3. Consider Fine-Tuning Carefully
Fine-tuning is not a “silver bullet” and comes at a cost, potentially limiting the model’s reasoning in areas outside of what it was fine-tuned for [17:58:00]. It’s recommended to:
- Try other approaches first: Many issues can be resolved with prompt engineering or architectural adjustments [18:16:00].
- Establish clear success criteria: Fine-tuning should only be pursued if other methods fail to meet specific intelligence domain requirements [18:24:00].
- Justify the cost and effort: The significant variance in fine-tuning outcomes requires a clear justification for its implementation [18:39:00].
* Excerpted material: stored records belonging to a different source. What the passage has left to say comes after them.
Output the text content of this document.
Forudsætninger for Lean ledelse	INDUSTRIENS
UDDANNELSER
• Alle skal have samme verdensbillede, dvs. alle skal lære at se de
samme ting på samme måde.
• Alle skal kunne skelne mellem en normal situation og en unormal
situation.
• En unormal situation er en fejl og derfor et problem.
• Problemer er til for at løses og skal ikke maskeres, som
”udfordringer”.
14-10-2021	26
- Avoid delaying deployment: Don’t let the pursuit of fine-tuning hinder initial deployment. Implement existing solutions, and if fine-tuning becomes necessary, integrate it later [18:56:00].
4. Explore Alternative Methods for Performance Improvement
Beyond basic prompt engineering, various features and architectures can drastically improve use case success without necessarily sacrificing intelligence for speed:
- Prompt Caching: Can significantly reduce cost and increase speed [19:47:00].
- Contextual Retrieval: Improves the effectiveness of retrieval mechanisms by feeding information more efficiently to the model, reducing processing time [19:54:00].
- Citations: An out-of-the-box feature that can enhance reliability [20:09:00].
- Agentic Architectures: Architectural decisions that involve using AI agents to perform tasks [20:13:00].
These methods for AI evaluation and custom model building and code evaluation for AI systems are crucial for building custom evaluations for better AI performance and achieving successful AI implementations.